Chegamos ao fim de outubro, época em que os antigos do Hemisfério Norte se dedicavam a espantar os males que rondavam a Terra. Os celtas acreditavam que, na noite do dia 31, a fronteira entre o mundo dos espíritos e o nosso se afinava. Para evitar que eles passassem, acendiam fogueiras e usavam disfarces. Ainda que o costume do Halloween tenha se reduzido ao lema “gostosuras ou travessuras”, às vezes penso nessa tradição e me pergunto: quais seriam nossas assombrações contemporâneas e como afugentá-las?
Em nosso tempo, pouco convivemos com a escuridão e o silêncio, morada habitual dos medos. Ao contrário, temos “fogueiras” sempre acesas: os clarões das telas nos recordam dos relatórios a ler, das mensagens a responder, das agendas que se sobrepõem. Essas luzes não espantam e, sim, atraem os fantasmas atuais: a urgência constante, o tempo curto, a sensação de estarmos conectados a tudo, menos a nós mesmos. Tememos perder algo importante e, nesse esforço, acabamos por nos perder.
Nesse ambiente, não daria para encontrar um saci, pois ele precisa do escuro mais escuro para viver. O 31 de outubro é dia dele também, e confesso que acho essa uma celebração mais simpática. Ou talvez, esperto como é, o serzinho de uma perna só tenha dado um jeito de se reinventar. Em vez de soprar brasas no fogão de lenha, hoje embaralha nossos pensamentos entre uma notificação e outra. Segundo a lenda, ele é quem causa as pequenas desordens do cotidiano. Nossas distrações, esquecimentos e impaciências não seriam diabruras suas também?
“É tentador atribuir ao sobrenatural, na forma de bruxas ou sacis, os efeitos da sobrecarga”

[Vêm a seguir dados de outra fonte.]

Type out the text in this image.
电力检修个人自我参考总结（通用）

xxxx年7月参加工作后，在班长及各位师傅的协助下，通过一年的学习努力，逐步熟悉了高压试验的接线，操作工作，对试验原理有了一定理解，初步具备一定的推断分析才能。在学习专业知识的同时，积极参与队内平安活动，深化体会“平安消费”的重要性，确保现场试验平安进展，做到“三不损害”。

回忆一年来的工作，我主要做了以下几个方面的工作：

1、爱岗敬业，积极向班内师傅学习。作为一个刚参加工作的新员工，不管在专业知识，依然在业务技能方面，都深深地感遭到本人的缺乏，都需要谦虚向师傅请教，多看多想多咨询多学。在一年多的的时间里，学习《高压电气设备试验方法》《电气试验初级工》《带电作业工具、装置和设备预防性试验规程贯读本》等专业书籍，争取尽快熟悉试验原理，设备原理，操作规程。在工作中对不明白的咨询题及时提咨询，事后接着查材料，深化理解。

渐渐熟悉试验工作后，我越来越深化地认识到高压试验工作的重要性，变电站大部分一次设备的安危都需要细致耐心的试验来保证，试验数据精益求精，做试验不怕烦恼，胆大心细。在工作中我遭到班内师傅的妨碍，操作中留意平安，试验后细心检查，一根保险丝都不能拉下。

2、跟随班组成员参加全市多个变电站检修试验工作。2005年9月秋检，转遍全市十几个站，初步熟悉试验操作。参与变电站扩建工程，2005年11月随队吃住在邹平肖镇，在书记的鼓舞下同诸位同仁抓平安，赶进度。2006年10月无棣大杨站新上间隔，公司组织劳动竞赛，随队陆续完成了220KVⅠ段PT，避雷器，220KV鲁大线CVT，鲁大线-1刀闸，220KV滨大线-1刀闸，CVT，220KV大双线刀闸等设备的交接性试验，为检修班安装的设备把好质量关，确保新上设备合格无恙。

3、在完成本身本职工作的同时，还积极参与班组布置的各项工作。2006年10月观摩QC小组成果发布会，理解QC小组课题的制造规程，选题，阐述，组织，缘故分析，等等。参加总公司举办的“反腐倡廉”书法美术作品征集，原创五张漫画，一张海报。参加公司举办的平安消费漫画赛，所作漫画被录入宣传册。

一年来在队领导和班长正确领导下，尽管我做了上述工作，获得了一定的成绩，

É tentador atribuir ao sobrenatural, na forma de bruxas ou sacis, os efeitos da sobrecarga. As causas, contudo, são terrenas: o excesso de compromissos, o desejo de lidar de forma eficiente e, ao mesmo tempo, leve com tudo — as finanças, a família, a saúde, o futuro. Queremos produtividade e bem-estar; longevidade, mas com a vitalidade da juventude. Buscamos a harmonia perfeita entre trabalho, afeto, corpo e mente. Às vezes parece que só um feitiço daria conta.
O segredo para driblar o saci era entrar num pé de vento com uma peneira e prendê-lo numa garrafa. E, mais importante, tirar sua carapuça, a fonte de seus poderes. Antes de tudo, porém, lidar com ele exigia reconhecer sua existência. “No creo en brujas, pero que las hay, las hay”, já dizia o ditado. O mesmo se dá com nossas inquietações: só conseguimos vencê-las se as nomeamos. Mas essa figura folclórica é também um símbolo da insubmissão. Talvez seja uma inspiração para aprendermos a resistir a uma rotina que nos engole. Não é preciso quebrar grandes regras; basta olhar de outro modo para o tempo. Fazer pausas reais, respeitar o corpo e seus limites, investir na reserva de energia tanto quanto na financeira. Aliás, é curioso lembrar que 31 de outubro é também o Dia da Poupança. Não há investimento mais seguro do que cuidar de si para os anos que virão.
O mais importante é iluminar nossas assombrações, por menores que sejam, e enfrentá-las. Encarar o que nos assusta pode parecer mais difícil que capturar uma entidade saltitante no meio do redemoinho. Mas, quando conseguimos, a recompensa é melhor que qualquer doce de Halloween.